Keith Thompson said:
getch() returns a result of type int. c is of type int. s[0] is of
type char. So this assigns a value of type int (which can be negative
if and only if it's equal to EOF)
Where is this guaranteed? Characters in the basic execution set are
guaranteed to be non-negative when stored in chars (6.2.5), which implies
that they must be non-negative as ints, but other characters (such as
'@') have no such requirement as far as I can see.
Here's the code being discussed:
| while ((s[0] = c = getch()) == '@')
|
| (assume getch() is like getchar(), and that s is an array of char).
The value returned by getchar() (and therefore, by assumption, by
getch()) is either EOF (which is negative), or the next input
character *obtained as an unsigned char* and converted to an int.

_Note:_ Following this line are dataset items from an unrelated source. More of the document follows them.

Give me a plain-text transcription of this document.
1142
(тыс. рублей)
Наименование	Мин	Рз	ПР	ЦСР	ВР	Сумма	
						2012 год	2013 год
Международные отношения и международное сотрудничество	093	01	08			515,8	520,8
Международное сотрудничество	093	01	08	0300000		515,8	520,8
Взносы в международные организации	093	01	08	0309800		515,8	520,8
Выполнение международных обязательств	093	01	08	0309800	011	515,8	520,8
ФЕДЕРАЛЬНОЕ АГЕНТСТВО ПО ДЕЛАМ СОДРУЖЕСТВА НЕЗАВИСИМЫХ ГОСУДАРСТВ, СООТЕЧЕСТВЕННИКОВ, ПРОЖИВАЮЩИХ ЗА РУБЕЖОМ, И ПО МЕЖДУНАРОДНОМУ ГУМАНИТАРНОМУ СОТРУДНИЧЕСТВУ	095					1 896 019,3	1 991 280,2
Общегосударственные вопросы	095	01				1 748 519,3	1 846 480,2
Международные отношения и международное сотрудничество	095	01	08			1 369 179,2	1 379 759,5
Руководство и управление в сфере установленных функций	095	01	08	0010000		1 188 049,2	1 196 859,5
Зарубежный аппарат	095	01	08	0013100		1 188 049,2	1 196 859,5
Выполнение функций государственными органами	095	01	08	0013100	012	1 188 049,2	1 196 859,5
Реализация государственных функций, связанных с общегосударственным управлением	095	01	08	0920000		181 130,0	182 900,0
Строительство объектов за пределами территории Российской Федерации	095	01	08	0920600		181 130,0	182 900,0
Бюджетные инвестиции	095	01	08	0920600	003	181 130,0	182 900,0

So
the value returned by getch() (and assigned to c) is negative if and
only if it's equal to EOF; even if '@' < 0, getch() will return a
positive value when '@' is the next character in the input stream.
Also, if char is unsigned, does anything stop EOF, when converted to
a char, matching the value of *any* character, even ' ' (which was
used in the original example)?
As I said in the previous article (and you didn't quote:
| It's possible that EOF, after being converted from int to char,
| happens to match the value of '@' (though not for any real-world
| character set I'm aware of).
More realistically, consider an implementation with 8-bit signed char
using an ISO 8859-1 (Latin 1) encoding, with EOF == -1. Character 255
is a lower case 'y' with an umlaut (two dots). If you read that
character using getchar(), the result is 255; if you then assign it to
a (signed) char, the assigned value is -1, which is EOF.